Attempts to convert the primary care clinics into federally qualified health centers were not successful, according to Jackson officials.
The system did not disclose if any doctors would be laid off. Jackson Health uses a combination of doctors affiliated with the University of Miami Miller School of Medicine as well as its own employed physicians.
Jackson began hiring its own doctors and expanding its services several years ago when the University of Miami, which had used Jackson Memorial Hospital as its teaching facility, considered getting its own facility. In 2007 the university bought Cedars Medical Center, across the street from Jackson.

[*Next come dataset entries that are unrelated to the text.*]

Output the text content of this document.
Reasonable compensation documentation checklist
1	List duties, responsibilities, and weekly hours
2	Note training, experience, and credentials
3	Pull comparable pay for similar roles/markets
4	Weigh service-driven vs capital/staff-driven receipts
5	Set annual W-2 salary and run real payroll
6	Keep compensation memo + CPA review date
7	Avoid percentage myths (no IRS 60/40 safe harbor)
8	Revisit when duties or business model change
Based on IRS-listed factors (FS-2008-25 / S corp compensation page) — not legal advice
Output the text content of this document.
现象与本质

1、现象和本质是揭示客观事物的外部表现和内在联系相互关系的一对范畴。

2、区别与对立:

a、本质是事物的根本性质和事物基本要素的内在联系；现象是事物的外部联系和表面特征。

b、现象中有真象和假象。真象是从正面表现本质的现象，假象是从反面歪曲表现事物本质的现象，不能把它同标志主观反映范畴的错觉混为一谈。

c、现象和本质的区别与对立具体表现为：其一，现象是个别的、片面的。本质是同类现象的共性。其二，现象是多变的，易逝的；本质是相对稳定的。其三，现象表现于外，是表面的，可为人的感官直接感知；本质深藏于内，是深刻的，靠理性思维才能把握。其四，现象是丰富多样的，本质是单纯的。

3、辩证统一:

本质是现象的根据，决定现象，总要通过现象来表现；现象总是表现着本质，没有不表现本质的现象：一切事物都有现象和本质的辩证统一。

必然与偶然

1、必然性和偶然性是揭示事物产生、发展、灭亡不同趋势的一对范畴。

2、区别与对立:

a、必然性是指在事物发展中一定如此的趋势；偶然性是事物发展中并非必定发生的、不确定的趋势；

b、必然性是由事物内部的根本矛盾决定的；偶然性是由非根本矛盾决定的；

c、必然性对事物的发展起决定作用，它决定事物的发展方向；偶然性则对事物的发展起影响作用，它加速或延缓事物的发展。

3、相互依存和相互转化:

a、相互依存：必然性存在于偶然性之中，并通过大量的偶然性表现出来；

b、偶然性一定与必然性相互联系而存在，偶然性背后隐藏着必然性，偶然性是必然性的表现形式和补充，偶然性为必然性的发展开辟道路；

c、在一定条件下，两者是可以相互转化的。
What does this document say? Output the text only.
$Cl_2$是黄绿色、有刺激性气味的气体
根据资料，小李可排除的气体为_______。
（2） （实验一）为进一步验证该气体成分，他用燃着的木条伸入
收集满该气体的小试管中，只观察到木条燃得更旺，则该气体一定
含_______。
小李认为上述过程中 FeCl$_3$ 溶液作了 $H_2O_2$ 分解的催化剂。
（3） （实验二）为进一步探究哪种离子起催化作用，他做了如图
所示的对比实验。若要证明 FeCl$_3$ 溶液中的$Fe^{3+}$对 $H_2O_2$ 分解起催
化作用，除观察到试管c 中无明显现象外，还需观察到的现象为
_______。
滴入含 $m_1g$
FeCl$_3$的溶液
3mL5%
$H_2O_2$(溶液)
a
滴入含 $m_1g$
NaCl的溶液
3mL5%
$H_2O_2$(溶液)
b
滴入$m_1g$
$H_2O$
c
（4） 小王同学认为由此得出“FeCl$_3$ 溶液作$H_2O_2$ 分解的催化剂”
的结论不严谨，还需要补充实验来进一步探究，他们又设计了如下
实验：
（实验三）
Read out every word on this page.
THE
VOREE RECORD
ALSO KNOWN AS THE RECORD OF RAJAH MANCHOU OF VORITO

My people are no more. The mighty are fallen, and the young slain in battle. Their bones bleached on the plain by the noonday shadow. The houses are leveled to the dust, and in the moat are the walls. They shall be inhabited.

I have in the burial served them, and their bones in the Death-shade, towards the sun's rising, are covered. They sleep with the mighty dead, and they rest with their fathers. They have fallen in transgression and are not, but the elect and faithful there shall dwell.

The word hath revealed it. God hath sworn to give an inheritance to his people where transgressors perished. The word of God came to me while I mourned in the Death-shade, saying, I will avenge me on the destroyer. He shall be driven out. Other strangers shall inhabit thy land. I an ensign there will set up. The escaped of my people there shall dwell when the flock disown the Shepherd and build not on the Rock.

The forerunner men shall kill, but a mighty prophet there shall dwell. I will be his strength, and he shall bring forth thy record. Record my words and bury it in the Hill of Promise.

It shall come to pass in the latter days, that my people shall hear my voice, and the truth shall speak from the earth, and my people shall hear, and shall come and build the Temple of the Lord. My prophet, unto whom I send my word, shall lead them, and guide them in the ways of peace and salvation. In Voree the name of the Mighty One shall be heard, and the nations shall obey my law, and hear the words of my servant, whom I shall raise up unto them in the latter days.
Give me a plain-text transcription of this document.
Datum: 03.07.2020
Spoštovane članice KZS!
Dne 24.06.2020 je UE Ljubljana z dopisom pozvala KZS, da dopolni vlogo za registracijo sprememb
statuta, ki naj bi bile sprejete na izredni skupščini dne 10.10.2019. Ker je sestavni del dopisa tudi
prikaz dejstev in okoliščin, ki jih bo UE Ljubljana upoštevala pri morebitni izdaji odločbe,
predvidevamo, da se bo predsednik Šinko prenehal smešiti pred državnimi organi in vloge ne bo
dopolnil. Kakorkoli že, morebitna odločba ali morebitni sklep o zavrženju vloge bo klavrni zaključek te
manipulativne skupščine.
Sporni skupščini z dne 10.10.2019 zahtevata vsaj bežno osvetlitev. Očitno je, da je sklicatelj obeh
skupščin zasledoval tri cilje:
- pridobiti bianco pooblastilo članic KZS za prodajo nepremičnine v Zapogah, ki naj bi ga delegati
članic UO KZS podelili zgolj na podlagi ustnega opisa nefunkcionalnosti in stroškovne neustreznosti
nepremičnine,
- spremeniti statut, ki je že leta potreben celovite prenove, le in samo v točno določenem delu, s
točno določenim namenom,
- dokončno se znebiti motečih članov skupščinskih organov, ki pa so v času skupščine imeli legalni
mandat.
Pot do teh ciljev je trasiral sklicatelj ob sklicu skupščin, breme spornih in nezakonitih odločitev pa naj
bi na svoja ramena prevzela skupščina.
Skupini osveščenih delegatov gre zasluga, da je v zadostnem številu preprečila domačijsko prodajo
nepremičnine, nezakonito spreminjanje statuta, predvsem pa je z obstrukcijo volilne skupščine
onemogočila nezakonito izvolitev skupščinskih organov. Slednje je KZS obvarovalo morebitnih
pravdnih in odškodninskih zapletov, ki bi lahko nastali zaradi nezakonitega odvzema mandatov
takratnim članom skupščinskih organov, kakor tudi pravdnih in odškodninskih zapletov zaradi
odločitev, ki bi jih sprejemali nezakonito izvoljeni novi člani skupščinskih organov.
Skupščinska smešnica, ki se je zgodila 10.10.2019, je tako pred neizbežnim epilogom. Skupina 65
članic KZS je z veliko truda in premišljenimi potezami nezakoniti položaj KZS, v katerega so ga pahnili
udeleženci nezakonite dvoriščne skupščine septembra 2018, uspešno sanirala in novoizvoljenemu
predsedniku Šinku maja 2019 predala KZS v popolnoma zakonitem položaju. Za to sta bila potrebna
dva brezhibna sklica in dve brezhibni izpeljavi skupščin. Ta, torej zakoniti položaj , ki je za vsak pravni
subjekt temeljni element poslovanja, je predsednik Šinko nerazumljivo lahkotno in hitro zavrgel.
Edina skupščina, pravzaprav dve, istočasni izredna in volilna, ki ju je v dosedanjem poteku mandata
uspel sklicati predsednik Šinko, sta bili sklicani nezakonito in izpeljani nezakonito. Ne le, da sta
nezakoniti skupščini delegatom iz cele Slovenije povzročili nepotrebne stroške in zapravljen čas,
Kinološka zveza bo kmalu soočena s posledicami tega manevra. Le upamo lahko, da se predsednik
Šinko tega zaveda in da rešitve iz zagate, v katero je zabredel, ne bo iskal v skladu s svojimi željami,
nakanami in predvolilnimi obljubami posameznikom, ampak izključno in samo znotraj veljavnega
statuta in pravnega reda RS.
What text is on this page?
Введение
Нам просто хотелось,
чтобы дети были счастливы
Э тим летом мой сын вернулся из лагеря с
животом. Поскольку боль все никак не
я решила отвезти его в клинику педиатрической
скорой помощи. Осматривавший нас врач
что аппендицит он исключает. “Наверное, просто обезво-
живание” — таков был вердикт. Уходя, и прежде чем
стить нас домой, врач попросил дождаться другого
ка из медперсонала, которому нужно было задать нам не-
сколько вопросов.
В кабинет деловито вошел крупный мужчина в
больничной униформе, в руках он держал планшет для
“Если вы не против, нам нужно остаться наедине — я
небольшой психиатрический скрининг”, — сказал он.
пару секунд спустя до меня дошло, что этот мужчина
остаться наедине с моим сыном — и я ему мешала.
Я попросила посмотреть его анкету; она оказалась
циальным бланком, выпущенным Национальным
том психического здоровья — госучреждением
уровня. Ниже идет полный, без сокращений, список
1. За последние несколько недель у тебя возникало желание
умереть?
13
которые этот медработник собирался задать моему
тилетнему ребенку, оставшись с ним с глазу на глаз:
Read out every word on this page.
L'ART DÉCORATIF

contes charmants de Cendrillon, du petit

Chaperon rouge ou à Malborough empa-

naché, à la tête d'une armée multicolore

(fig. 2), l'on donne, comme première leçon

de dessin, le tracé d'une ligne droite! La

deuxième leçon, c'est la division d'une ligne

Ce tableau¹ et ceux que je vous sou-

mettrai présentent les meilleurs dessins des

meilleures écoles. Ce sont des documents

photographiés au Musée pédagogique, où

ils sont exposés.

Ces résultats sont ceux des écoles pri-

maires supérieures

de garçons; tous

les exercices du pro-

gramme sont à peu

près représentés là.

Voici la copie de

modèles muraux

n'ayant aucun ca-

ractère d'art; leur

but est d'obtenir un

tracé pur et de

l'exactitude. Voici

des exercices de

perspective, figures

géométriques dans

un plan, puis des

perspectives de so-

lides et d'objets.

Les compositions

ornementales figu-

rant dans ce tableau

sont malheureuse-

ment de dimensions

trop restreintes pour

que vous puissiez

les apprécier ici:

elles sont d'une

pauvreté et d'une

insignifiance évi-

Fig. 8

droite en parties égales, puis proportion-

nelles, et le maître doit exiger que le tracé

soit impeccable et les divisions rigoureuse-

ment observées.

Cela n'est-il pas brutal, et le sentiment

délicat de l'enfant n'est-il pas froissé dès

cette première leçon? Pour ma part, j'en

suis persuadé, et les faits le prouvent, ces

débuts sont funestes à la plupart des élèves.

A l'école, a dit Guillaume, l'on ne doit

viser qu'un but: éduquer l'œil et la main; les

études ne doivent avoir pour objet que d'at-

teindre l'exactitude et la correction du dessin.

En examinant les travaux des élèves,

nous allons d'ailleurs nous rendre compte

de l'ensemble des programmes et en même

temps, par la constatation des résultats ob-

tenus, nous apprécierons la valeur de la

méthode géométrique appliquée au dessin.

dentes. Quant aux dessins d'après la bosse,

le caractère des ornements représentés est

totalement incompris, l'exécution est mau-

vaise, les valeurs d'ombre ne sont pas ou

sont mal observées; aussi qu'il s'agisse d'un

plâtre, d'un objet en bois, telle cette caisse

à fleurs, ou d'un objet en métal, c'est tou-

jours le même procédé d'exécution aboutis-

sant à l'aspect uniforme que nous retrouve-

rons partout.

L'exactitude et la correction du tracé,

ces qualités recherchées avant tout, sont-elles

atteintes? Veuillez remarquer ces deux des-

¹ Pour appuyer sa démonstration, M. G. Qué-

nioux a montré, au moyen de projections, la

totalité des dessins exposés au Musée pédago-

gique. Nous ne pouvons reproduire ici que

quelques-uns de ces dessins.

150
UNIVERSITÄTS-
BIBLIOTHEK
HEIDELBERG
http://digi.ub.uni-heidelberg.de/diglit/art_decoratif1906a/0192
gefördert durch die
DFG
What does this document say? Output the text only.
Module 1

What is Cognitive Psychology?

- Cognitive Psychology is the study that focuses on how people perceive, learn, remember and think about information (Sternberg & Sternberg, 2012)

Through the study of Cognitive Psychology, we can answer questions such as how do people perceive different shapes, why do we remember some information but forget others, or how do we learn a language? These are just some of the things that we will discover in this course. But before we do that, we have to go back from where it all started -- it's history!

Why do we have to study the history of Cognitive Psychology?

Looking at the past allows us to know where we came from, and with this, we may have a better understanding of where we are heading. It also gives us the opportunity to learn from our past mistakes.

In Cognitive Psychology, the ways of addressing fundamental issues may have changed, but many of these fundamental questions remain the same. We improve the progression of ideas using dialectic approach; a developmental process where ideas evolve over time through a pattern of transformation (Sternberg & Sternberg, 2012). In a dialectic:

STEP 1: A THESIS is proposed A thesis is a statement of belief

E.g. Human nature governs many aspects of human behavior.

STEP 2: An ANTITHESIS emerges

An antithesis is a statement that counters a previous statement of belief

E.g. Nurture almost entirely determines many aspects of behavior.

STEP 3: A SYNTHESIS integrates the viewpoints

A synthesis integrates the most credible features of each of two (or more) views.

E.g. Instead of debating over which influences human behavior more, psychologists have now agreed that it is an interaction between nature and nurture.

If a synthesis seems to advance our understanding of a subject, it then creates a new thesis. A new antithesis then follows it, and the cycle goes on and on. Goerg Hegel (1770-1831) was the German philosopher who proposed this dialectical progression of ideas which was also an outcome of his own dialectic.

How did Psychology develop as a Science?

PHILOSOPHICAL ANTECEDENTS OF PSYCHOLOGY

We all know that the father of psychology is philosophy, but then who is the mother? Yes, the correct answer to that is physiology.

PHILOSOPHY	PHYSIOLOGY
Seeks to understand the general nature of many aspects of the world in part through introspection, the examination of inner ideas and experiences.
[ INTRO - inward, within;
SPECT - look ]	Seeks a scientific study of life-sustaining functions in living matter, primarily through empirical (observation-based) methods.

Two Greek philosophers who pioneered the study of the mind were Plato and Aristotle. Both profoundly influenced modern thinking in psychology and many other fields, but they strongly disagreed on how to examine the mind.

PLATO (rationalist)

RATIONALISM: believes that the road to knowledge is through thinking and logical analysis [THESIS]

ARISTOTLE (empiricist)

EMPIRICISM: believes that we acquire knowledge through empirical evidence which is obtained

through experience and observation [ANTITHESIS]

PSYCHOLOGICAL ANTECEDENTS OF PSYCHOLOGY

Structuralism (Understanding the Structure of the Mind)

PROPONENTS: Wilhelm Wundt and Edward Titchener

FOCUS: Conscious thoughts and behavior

While University of Miami doctors continued to work at Jackson, tensions between the two sides began running higher, culminating in a Nov. 2 summit in which school officials criticized the quality of doctors that Jackson was hiring and the hospital system's expansion strategy.
Meanwhile, Jackson leaders accused the university of sending private insurance patients to Cedars and the poor and uninsured to Jackson.
The Jackson system is funded by property and sales taxes, both of which, the hospital said, have dropped considerably over the past few years because of the economic recession and the rapid drop in the area's land values. The recession also has brought increased demand from uninsured patients.
Closing the clinic and other units will not be enough to fill the rest of the budget gap, so hospital executives are still looking for more areas to cut.
The employee cutbacks were announced in a year that already has seen a large number of mass layoffs at hospitals. As of Sept. 30, the Bureau of Labor Statistics said there had been 127 layoffs involving 50 or more employees. That already exceeds the 112 mass layoffs for all of 2008, and nearly double the 67 for 2007.